I went to the neurologist on Thursday after being diagnosed with carpal tunnel syndrome by my family doctor. Thank goodness my co-worker, who had severe CTS in both hands, didn't tell me before hand what they do (No pun intended!). I was given electric shocks and had needles plunged into my arms!
I was pretty brave through it all, although those last jabs to the thumbs really got to me. I was telling Dan about it afterward and he told me that when he had these same tests done on his "dropped hand" a few years back, he got to a point where he told the doctor, "Enough! No more shocks." So I guess I am braver than he is.
So, it turns out I have mild to moderate CTS in my left hand and very mild CTS in my right hand. I knew I didn't have a severe case in my left hand - people who do have pains shooting up their arms to their elbows, but I thought it would be at least a definite moderate in my case. I mean, I have a great deal of hand pain in the mornings, my fingers tingle as if they'd been "asleep", I feel like icy-hot liquid is rushing through my hands, and my fingers are numb (except for the little finger - see in the drawing how that nerve doesn't go to to the little finger, and to only part of the ring finger?).
My doctor doesn't recommend surgery for now and hopefully I will never need it. I will wear a splint at night, take NSAIDs and have hand therapy starting Tuesday. When I made my appointment at the Bone and Joint Center the receptionist told me she has CTS too and that Vitamin B6 helped her a lot. This made me very happy because Lila at Indigo Pears told me about B6 right after my diagnosis and I've been taking it for several weeks now, so I have a head start.
All this misery happens because the median nerve leading to the fingers has to travel through a very small, rigid space at the wrist.
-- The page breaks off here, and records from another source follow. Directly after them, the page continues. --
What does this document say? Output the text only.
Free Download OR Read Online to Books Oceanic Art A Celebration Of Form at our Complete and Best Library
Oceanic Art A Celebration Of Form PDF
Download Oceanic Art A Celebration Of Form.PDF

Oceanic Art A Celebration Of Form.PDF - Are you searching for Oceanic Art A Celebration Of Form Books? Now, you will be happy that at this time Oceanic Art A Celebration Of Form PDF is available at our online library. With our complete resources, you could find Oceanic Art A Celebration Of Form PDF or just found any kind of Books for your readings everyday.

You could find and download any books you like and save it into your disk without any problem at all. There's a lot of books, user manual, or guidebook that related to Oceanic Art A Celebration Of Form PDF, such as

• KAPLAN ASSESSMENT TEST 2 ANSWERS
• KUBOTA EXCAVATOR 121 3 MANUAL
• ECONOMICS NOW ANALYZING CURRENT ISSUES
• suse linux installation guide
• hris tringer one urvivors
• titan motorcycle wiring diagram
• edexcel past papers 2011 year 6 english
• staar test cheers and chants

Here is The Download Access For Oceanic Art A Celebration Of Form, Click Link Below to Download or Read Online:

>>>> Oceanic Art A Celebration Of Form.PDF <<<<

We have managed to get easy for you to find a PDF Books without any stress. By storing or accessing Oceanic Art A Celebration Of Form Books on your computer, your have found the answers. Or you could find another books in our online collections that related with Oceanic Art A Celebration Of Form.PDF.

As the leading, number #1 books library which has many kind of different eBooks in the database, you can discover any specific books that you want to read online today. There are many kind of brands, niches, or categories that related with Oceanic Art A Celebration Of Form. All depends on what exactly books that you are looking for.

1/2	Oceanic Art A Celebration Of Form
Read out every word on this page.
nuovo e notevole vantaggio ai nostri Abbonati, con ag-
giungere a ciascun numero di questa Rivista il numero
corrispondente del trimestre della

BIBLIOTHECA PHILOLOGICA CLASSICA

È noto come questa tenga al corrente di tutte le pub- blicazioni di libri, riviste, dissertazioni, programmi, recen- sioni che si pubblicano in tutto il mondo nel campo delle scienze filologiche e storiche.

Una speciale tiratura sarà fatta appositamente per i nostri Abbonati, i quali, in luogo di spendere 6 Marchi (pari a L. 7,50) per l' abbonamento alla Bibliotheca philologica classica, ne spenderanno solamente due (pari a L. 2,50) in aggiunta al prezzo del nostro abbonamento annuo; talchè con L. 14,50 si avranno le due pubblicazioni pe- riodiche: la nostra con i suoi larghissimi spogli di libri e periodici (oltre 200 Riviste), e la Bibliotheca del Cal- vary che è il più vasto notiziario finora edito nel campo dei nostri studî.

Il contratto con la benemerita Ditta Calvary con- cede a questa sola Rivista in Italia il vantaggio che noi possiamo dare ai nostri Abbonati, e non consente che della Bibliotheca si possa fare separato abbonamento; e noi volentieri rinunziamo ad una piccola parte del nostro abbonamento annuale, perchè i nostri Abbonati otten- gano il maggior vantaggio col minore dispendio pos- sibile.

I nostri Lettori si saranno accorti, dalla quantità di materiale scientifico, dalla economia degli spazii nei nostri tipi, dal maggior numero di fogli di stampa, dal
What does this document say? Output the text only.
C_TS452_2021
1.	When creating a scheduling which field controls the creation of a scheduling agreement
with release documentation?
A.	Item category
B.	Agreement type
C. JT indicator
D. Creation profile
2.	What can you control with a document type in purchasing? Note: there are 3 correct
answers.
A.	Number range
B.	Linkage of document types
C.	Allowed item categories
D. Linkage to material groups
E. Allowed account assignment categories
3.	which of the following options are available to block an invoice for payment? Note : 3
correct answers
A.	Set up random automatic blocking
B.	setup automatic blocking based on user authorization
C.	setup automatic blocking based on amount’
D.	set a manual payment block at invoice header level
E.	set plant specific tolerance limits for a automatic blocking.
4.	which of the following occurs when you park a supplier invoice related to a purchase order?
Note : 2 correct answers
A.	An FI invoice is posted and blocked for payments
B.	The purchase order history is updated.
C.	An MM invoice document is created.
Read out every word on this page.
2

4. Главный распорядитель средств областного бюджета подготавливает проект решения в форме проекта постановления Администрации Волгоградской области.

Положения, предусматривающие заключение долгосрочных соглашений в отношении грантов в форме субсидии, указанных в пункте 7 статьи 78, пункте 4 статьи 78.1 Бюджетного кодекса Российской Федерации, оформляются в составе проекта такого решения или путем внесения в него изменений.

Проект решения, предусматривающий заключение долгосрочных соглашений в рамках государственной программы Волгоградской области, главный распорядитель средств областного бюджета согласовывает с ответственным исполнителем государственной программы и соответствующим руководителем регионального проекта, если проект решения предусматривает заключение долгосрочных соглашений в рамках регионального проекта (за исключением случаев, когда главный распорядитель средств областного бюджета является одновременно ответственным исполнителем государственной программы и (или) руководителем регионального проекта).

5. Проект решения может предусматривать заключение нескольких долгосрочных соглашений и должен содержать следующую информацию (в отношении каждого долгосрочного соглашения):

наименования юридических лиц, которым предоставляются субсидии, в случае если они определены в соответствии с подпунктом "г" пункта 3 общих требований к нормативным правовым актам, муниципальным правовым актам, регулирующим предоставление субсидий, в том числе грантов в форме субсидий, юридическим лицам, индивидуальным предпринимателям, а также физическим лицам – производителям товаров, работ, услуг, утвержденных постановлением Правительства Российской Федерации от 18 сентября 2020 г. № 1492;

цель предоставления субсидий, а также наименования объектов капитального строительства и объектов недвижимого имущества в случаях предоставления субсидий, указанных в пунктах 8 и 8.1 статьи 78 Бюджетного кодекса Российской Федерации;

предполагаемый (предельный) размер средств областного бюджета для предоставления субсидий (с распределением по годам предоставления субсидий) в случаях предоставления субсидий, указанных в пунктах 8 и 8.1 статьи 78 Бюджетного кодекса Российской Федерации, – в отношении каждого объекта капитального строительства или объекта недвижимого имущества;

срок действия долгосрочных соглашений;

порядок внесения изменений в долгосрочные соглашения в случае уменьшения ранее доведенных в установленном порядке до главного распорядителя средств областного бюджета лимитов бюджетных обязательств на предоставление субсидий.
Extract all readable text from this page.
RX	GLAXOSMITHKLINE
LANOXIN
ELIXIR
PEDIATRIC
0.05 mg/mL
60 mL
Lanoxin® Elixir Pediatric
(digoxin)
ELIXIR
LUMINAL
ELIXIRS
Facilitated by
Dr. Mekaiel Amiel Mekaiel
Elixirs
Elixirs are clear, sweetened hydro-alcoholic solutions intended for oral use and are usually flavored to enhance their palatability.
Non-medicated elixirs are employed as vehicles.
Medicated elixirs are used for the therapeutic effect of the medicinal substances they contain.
It is surrounded by bones on three sides and a tough ligament on the fourth. The nerve has to share this cramped space with tendons. Because of irritation and swelling, the space sometimes becomes just too small and the median nerve gets squeezed and pinched. It becomes very unhappy and reacts badly!
Of course, knowing me, I had to do a lot of research on the Internet when I found out I had CTS. One of the things that upset me is that CTS is often a precursor to diabetes. I don't have diabetes but my family history is rampant with it. Another interesting thing, which I learned from my neurologist, is that people who have had tennis elbow are prone to developing CTS. I did have tennis elbow in my left arm about 10 years ago.
People are on both sides of the fence regarding whether or not CTS is caused by repetitive movement. I type all day long - did I do this to myself? However, a 2001 study by the Mayo Clinic found that heavy computer use (up to 7 hours a day), did not increase a person's risk.
Or, I could have done this to myself by sleeping on my hands, which I like to do. However, it may just be genetic. Women are three times more likely than men to develop the syndrome just because their carpal tunnels are smaller, and mine may be even smaller than normal.
But enough dwelling on how or why it happened. Now I concentrate on fixing it. I'm glad I don't have a "surgery-happy" doctor and can try these alternative therapies instead. CTS can get better, I'm told.